One of the best of his ideas is the use of micro quotas and macro goals. What does this mean? It means we set big goals and then create small actions that we can execute every day that will build into these big goals. The best example that I’ve implemented is writing a book. The book is the macro goal. The micro quota is writing a section of my book each day. Your micro quota may involve writing to a set time limit, like 20 minutes each day or a specific word count, like 500 words per day.
I have done a few things to improve my productivity. I have purchased an EVO planner (see https://projectevo.org/). This is a cool planner that has a digital component. You scan your days and weeks, after you’ve reviewed your performance for the day. It also features a free test to determine what your brain type is. Mine is The Alchemist. I have to say it is pretty accurate. Check it out. This may be a good solution for you to try out.

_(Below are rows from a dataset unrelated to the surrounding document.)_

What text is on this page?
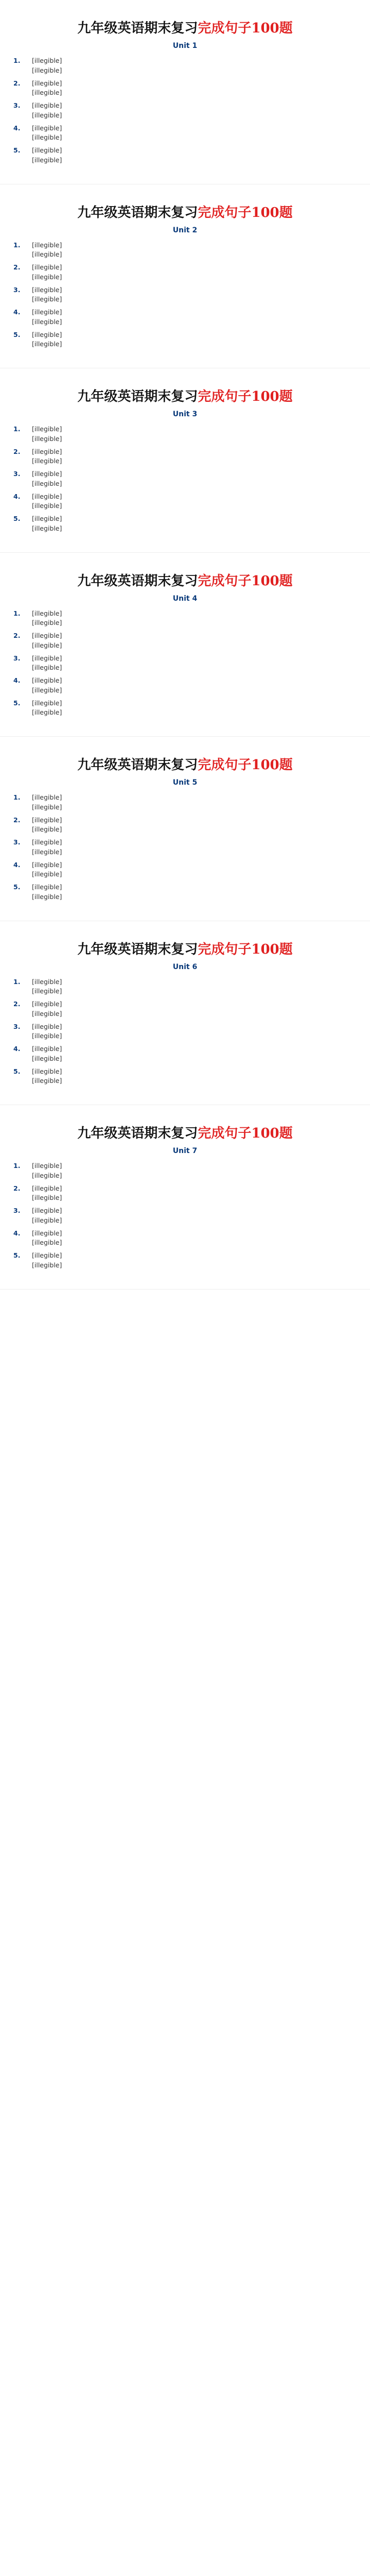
九年级英语期末复习完成句子100题
Unit 1
1.	[illegible]
[illegible]
2.	[illegible]
[illegible]
3.	[illegible]
[illegible]
4.	[illegible]
[illegible]
5.	[illegible]
[illegible]
九年级英语期末复习完成句子100题
Unit 2
1.	[illegible]
[illegible]
2.	[illegible]
[illegible]
3.	[illegible]
[illegible]
4.	[illegible]
[illegible]
5.	[illegible]
[illegible]
九年级英语期末复习完成句子100题
Unit 3
1.	[illegible]
[illegible]
2.	[illegible]
[illegible]
3.	[illegible]
[illegible]
4.	[illegible]
[illegible]
5.	[illegible]
[illegible]
九年级英语期末复习完成句子100题
Unit 4
1.	[illegible]
[illegible]
2.	[illegible]
[illegible]
3.	[illegible]
[illegible]
4.	[illegible]
[illegible]
5.	[illegible]
[illegible]
九年级英语期末复习完成句子100题
Unit 5
1.	[illegible]
[illegible]
2.	[illegible]
[illegible]
3.	[illegible]
[illegible]
4.	[illegible]
[illegible]
5.	[illegible]
[illegible]
九年级英语期末复习完成句子100题
Unit 6
1.	[illegible]
[illegible]
2.	[illegible]
[illegible]
3.	[illegible]
[illegible]
4.	[illegible]
[illegible]
5.	[illegible]
[illegible]
九年级英语期末复习完成句子100题
Unit 7
1.	[illegible]
[illegible]
2.	[illegible]
[illegible]
3.	[illegible]
[illegible]
4.	[illegible]
[illegible]
5.	[illegible]
[illegible]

I have also become quite proficient with my daily rituals and decided to triple my efforts by creating what are called mini-days. I run through 3 mini-days each day, starting tomorrow. Each day will involve something related to the mental, physical, spiritual, and social components of my life. I found that I have become so efficient that I need to add more activities to my day to fill it. Bonus all around!
Here’s my agenda for the week:
- Exercise daily
- Meditate daily
- Learn something new daily
- Get out and socialize daily by eating out, working at a coffee shop, or writing at a library
- Read my Bible daily
- Write one section of my book daily
- Code daily
Here’s another suggestion for you if you would like an easier time of automating your to-dos. Use a task app. I use Toodledo (see https://www.toodledo.com/tasks/index.php). I set all of my tasks that are part of my daily ritual to repeat daily. As I complete them, they move to the next day. You can use other apps too. Wunderlist and ToDoist are also good.
Well, that’s it for today! Have a great Monday!!